Essas áreas afetadas muitas vezes não demarcadas ou desconhecidas fora das comunidades locais, estão sob risco constante de degradação por queimadas, abertura de áreas para agricultura e avanço de frentes ilegais. Na maioria dos casos, trata-se de danos silenciosos, que ocorrem sem alarde: estruturas de barro que se desmancham, utensílios que viram escombros e narrativas que desaparecem sem registro. Preservar o meio ambiente, nesse contexto, é também um ato de proteção ao patrimônio cultural e histórico do país.
Criado em 2022, o AWA é o primeiro projeto brasileiro do mercado voluntário de créditos de carbono gerido integralmente por uma população quilombola. A palavra “AWA”, em quimbundo, significa “Espírito da Terra” — e não por acaso. O projeto busca integrar a conservação da vegetação nativa à valorização das práticas tradicionais das comunidades do território de Gurupá, no Pará. Com mais de 2.300 moradores distribuídos em 11 comunidades, o AWA protege mais de 66 mil hectares de floresta amazônica ameaçada por desmatamento.
Durante o diagnóstico inicial do projeto, as comunidades foram convidadas a identificar áreas de importância cultural, espiritual e social. “Foi unânime: todas apontaram os sítios arqueológicos como prioridade”, relata Lana Farias, coordenadora de Comunidades da Carbonext.
“Eles mostraram objetos encontrados em atividades comuns, como roça e coleta. Garrafas de cerâmica intactas, panelas de barro, utensílios domésticos. Em um dos casos, a peça encontrada foi datada de cerca de 1800. Trata-se de uma bilha, peça usada pela comunidade para colocar água e o gole (cachaça e outras bebidas). Nosso papel como projeto é apoiar a sinalização dessas áreas e promover ações de valorização cultural, garantindo que esse conhecimento seja respeitado e transmitido às próximas gerações.”
Comunidades contam as próprias histórias
Entre as comunidades do projeto, o povoado de Nossa Senhora de Nazaré, no rio Jocojó, tem papel central. Formada por descendentes de pessoas escravizadas que fugiram do Gurupá-Mirim no século XIX, a comunidade é um exemplo vivo de resistência e reconstrução. A história local foi registrada em detalhes no livro de pesquisa comunitária elaborado por Regiane Machado dos Santos, liderança da região.
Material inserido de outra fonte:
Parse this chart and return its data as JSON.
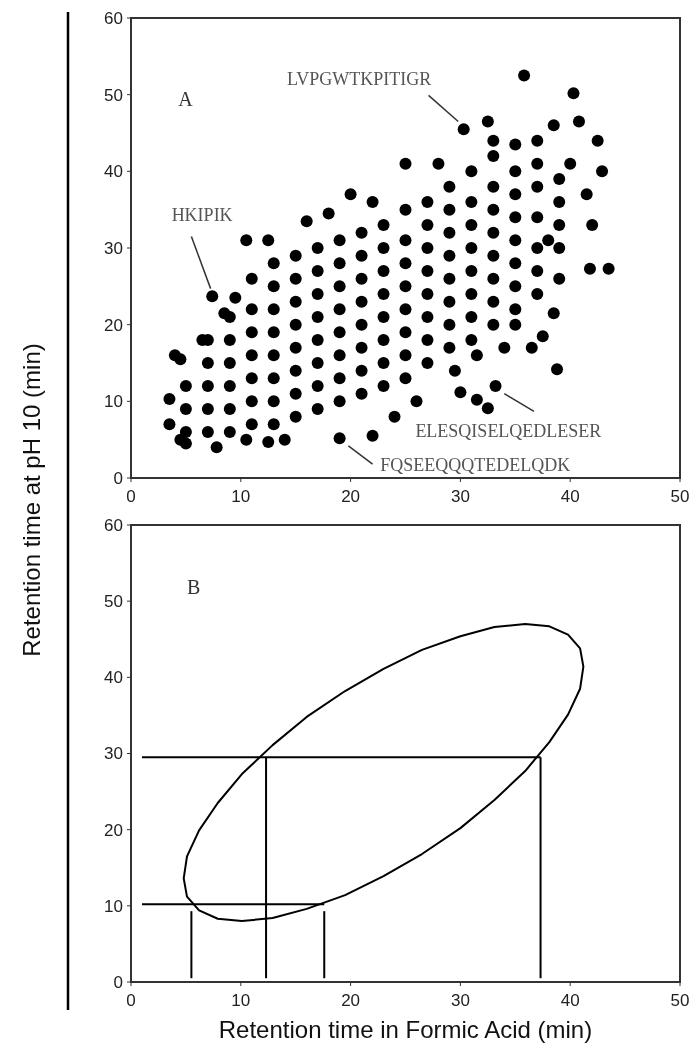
{
  "chart_data": [
    {
      "type": "scatter",
      "ylabel": "Retention time at pH 10 (min)",
      "xlim": [
        0,
        50
      ],
      "ylim": [
        0,
        60
      ],
      "xticks": [
        0,
        10,
        20,
        30,
        40,
        50
      ],
      "yticks": [
        0,
        10,
        20,
        30,
        40,
        50,
        60
      ],
      "marker": "circle",
      "grid": false,
      "annotations": [
        "A",
        {
          "text": "LVPGWTKPITIGR",
          "x": 30.3,
          "y": 45.5
        },
        {
          "text": "HKIPIK",
          "x": 7.4,
          "y": 23.7
        },
        {
          "text": "ELESQISELQEDLESER",
          "x": 33.2,
          "y": 12
        },
        {
          "text": "FQSEEQQQTEDELQDK",
          "x": 19,
          "y": 5.2
        }
      ],
      "series": [
        {
          "color": "#000000",
          "x": [
            3.5,
            3.5,
            4,
            4.5,
            4.5,
            5,
            6.5,
            7.4,
            7.8,
            8.5,
            9.5,
            10.5,
            12.5,
            10.5,
            12.5,
            14,
            16,
            18,
            19,
            20,
            22,
            22,
            24,
            25,
            26,
            28,
            29.5,
            30,
            30.3,
            31.5,
            32.5,
            33.2,
            32.5,
            33,
            35.8,
            35,
            36.5,
            37,
            37.5,
            38,
            38.8,
            38.5,
            40.3,
            40.8,
            42.5,
            42.9,
            41.8,
            43.5,
            41.5,
            42,
            39,
            40,
            38.5,
            34,
            35,
            31.5,
            5,
            5,
            5,
            7,
            7,
            7,
            7,
            7,
            9,
            9,
            9,
            9,
            9,
            9,
            11,
            11,
            11,
            11,
            11,
            11,
            11,
            13,
            13,
            13,
            13,
            13,
            13,
            13,
            13,
            15,
            15,
            15,
            15,
            15,
            15,
            15,
            15,
            17,
            17,
            17,
            17,
            17,
            17,
            17,
            17,
            19,
            19,
            19,
            19,
            19,
            19,
            19,
            19,
            21,
            21,
            21,
            21,
            21,
            21,
            21,
            21,
            23,
            23,
            23,
            23,
            23,
            23,
            23,
            23,
            25,
            25,
            25,
            25,
            25,
            25,
            25,
            25,
            27,
            27,
            27,
            27,
            27,
            27,
            27,
            27,
            29,
            29,
            29,
            29,
            29,
            29,
            29,
            29,
            31,
            31,
            31,
            31,
            31,
            31,
            31,
            31,
            33,
            33,
            33,
            33,
            33,
            33,
            33,
            33,
            35,
            35,
            35,
            35,
            35,
            35,
            35,
            37,
            37,
            37,
            37,
            37,
            37,
            39,
            39,
            39,
            39
          ],
          "values": [
            10.3,
            7,
            16,
            15.5,
            5,
            4.5,
            18,
            23.7,
            4,
            21.5,
            23.5,
            31,
            31,
            5,
            4.7,
            5,
            33.5,
            34.5,
            5.2,
            37,
            5.5,
            36,
            8,
            41,
            10,
            41,
            14,
            11.2,
            45.5,
            10.2,
            9.1,
            12,
            46.5,
            44,
            52.5,
            43.5,
            17,
            44,
            18.5,
            31,
            14.2,
            46,
            50.2,
            46.5,
            44,
            40,
            27.3,
            27.3,
            37,
            33,
            39,
            41,
            21.5,
            17,
            20,
            16,
            6,
            9,
            12,
            6,
            9,
            12,
            15,
            18,
            6,
            9,
            12,
            15,
            18,
            21,
            7,
            10,
            13,
            16,
            19,
            22,
            26,
            7,
            10,
            13,
            16,
            19,
            22,
            25,
            28,
            8,
            11,
            14,
            17,
            20,
            23,
            26,
            29,
            9,
            12,
            15,
            18,
            21,
            24,
            27,
            30,
            10,
            13,
            16,
            19,
            22,
            25,
            28,
            31,
            11,
            14,
            17,
            20,
            23,
            26,
            29,
            32,
            12,
            15,
            18,
            21,
            24,
            27,
            30,
            33,
            13,
            16,
            19,
            22,
            25,
            28,
            31,
            35,
            15,
            18,
            21,
            24,
            27,
            30,
            33,
            36,
            17,
            20,
            23,
            26,
            29,
            32,
            35,
            38,
            18,
            21,
            24,
            27,
            30,
            33,
            36,
            40,
            20,
            23,
            26,
            29,
            32,
            35,
            38,
            42,
            22,
            25,
            28,
            31,
            34,
            37,
            40,
            24,
            27,
            30,
            34,
            38,
            41,
            26,
            30,
            33,
            36
          ]
        }
      ]
    },
    {
      "type": "line",
      "xlabel": "Retention time in Formic Acid (min)",
      "xlim": [
        0,
        50
      ],
      "ylim": [
        0,
        60
      ],
      "xticks": [
        0,
        10,
        20,
        30,
        40,
        50
      ],
      "yticks": [
        0,
        10,
        20,
        30,
        40,
        50,
        60
      ],
      "line_style": "solid",
      "grid": false,
      "annotations": [
        "B"
      ],
      "series": [
        {
          "color": "#000000",
          "x": [
            41.2,
            40.9,
            39.8,
            38.1,
            35.9,
            33.1,
            30,
            26.5,
            23,
            19.5,
            16,
            12.9,
            10.1,
            7.9,
            6.2,
            5.1,
            4.8,
            5.1,
            6.2,
            7.9,
            10.1,
            12.9,
            16,
            19.5,
            23,
            26.5,
            30,
            33.1,
            35.9,
            38.1,
            39.8,
            40.9,
            41.2,
            40.9
          ],
          "values": [
            41.4,
            43.8,
            45.6,
            46.7,
            47,
            46.6,
            45.4,
            43.6,
            41.1,
            38.2,
            34.8,
            31.1,
            27.3,
            23.5,
            19.9,
            16.5,
            13.6,
            11.2,
            9.4,
            8.3,
            8,
            8.4,
            9.6,
            11.4,
            13.9,
            16.8,
            20.2,
            23.9,
            27.7,
            31.5,
            35.1,
            38.5,
            41.4,
            43.8
          ]
        },
        {
          "color": "#000000",
          "x": [
            1,
            37.3
          ],
          "values": [
            29.5,
            29.5
          ]
        },
        {
          "color": "#000000",
          "x": [
            12.3,
            12.3
          ],
          "values": [
            0.5,
            29.5
          ]
        },
        {
          "color": "#000000",
          "x": [
            37.3,
            37.3
          ],
          "values": [
            0.5,
            29.5
          ]
        },
        {
          "color": "#000000",
          "x": [
            1,
            17.6
          ],
          "values": [
            10.2,
            10.2
          ]
        },
        {
          "color": "#000000",
          "x": [
            5.5,
            5.5
          ],
          "values": [
            0.5,
            9.3
          ]
        },
        {
          "color": "#000000",
          "x": [
            17.6,
            17.6
          ],
          "values": [
            0.5,
            9.3
          ]
        }
      ]
    }
  ]
}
“A floresta que hoje é preservada guarda também os caminhos de fuga, os locais de refúgio, os vestígios das casas e dos utensílios usados por nossos antepassados. Cuidar dessa terra é cuidar da nossa história”, diz Regiane.
No relato, é possível reconstruir o percurso de Alípio, escravizado que descobriu o acesso ao atual território do Jocojó ao subir numa árvore alta para encontrar terra firme do outro lado do igarapé. A partir dali, surgiram os primeiros núcleos da comunidade, onde até hoje vivem famílias que mantêm tradições culturais como festas religiosas, ladainhas em latim, mutirões de limpeza do rio e a oralidade como instrumento de educação. Os sítios arqueológicos, identificados dentro da floresta, reforçam esse elo com o passado.
A Carbonext é uma das principais desenvolvedoras brasileiras de projetos REDD+ — modelo que visa a Redução de Emissões por Desmatamento e Degradação Florestal. Seus projetos combinam tecnologias de monitoramento remoto com ações em campo e protagonismo comunitário, atuando em frentes como gestão territorial, geração de renda, educação ambiental e valorização cultural.
Atualmente, os projetos da empresa abrangem centenas de milhares de hectares na Amazônia Legal, contribuindo para a preservação da biodiversidade e o fortalecimento das populações tradicionais.
No caso do AWA, a presença do projeto ajuda a garantir que os sítios arqueológicos sejam conhecidos, respeitados e mantidos como parte da história coletiva. Mais do que carbono, o que se protege é uma teia de vida, cultura e memória que a floresta ainda abriga — e que merece seguir existindo.